Igricheff considéra avec curiosité cette peau foncée, ces muscles secs, cette maigreur ascétique, ce nez busqué, ces traits sans âge, écouta cette voix gutturale qui lançait des commandements en un arabe auquel se mêlaient des mots inconnus.
— Turc, Maltais, Syrien ? demanda Igricheff.
Philippe Lozère se mit à rire.
— Mais non, dit-il. Mordhom est Français, comme moi.
Entendant prononcer son nom, le barreur tourna la tête pour un instant vers Philippe et Igricheff. Ce dernier, alors, mesura d’un coup son erreur.
Les yeux, d’un bleu dense, presque violets, les yeux sans fond, pleins d’une étrange et dure tristesse, trahissaient complètement le personnage. Certes, ils étaient seuls à demeurer intacts dans un corps, dans un visage transformés, maquillés par une vie qu’ignorait Igricheff. Mais ils suffisaient pour montrer, sans doute possible, que cet homme n’appartenait pas à l’Orient, qu’il était d’Europe et même d’une Europe au climat changeant, au ciel d’orage, de brume et de perle douce.
Le voilier maintenant, cap au Sud, filait grand largue, taillant sans peine sa route dans une mer tranquille que la fin du jour adoucissait encore. Les matelots noirs qui, jusque-là, s’étaient tenus à portée de manœuvre, sentant que la voilure était, pour quelque temps, bien établie, gagnèrent l’avant où ils s’accroupirent en rond sur leurs talons. Mais, au cri du barreur, l’un d’eux se releva, vint au gouvernail. C’était le seul, de tout l’équipage, qui eût le torse recouvert de quelques lambeaux d’étoffe et le seul aussi que l’âge eût marqué nettement. Il avait des épaules étroites, un peu voûtées, une figure de vieille femme, grêlée par la petite vérole, des paupières sans cils. Mordhom lui donna quelques indications, étira ses muscles fatigués et vint s’allonger sur le roof.
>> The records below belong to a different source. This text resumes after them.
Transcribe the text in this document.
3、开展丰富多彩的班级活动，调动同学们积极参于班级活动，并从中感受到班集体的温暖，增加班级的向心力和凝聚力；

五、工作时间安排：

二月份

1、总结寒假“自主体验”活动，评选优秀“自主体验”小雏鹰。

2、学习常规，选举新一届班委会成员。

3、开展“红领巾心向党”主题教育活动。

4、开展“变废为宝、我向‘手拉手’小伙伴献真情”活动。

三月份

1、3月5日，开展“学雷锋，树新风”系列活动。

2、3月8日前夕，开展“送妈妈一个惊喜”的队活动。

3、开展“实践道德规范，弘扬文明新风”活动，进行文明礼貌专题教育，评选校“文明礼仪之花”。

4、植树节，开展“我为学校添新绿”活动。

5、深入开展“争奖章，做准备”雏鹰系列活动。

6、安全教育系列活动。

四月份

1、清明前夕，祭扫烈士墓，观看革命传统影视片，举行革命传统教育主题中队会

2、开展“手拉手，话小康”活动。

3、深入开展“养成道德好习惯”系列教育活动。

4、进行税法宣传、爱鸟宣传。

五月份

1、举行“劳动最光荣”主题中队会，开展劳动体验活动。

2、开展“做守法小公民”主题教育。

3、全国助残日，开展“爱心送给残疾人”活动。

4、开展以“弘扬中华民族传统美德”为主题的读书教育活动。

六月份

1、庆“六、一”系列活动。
— Daniel ! cria gaiement Lozère, voici le comte Igricheff qui tient à vous déclarer sa gratitude.
— Il n’y a vraiment pas de quoi parler, dit Mordhom d’une voix lente et voilée, tout en reculant un peu afin de laisser à Igricheff et à Philippe la place nécessaire pour s’asseoir près de lui. Non, il n’y a vraiment pas de quoi parler, car, si vous n’aviez pas eu l’idée d’appeler en français, je vous aurais bel et bien laissé étriper par les Zaranigs ou les Yéménites, peu m’importe.
Il promena ses yeux vagues sur le pont brûlant, sur les nuques sombres des matelots, sur l’aridité de la côte, sur toute cette sauvagerie franche et libre et reprit :
— Je ne croyais même pas que cela pût me remuer à ce point d’entendre du français sur les sables de Taïf. J’aime autant vous le dire tout de suite, ce n’est point par pitié ou par humanité que j’ai envoyé le houri. Je ne sais plus ce que c’est. Je connais encore un peu l’amitié (il posa sa main brune sur le genou de Philippe) et l’esprit de bord (il eut un regard pour son équipage).
Il réfléchit quelques instants, dit encore :
— À part cela, je ne pense qu’à ma peau et à ma cargaison.
— À votre place, dit Igricheff avec simplicité, je n’eusse pas retardé d’une seconde l’appareillage, même si l’on m’avait hélé en russe.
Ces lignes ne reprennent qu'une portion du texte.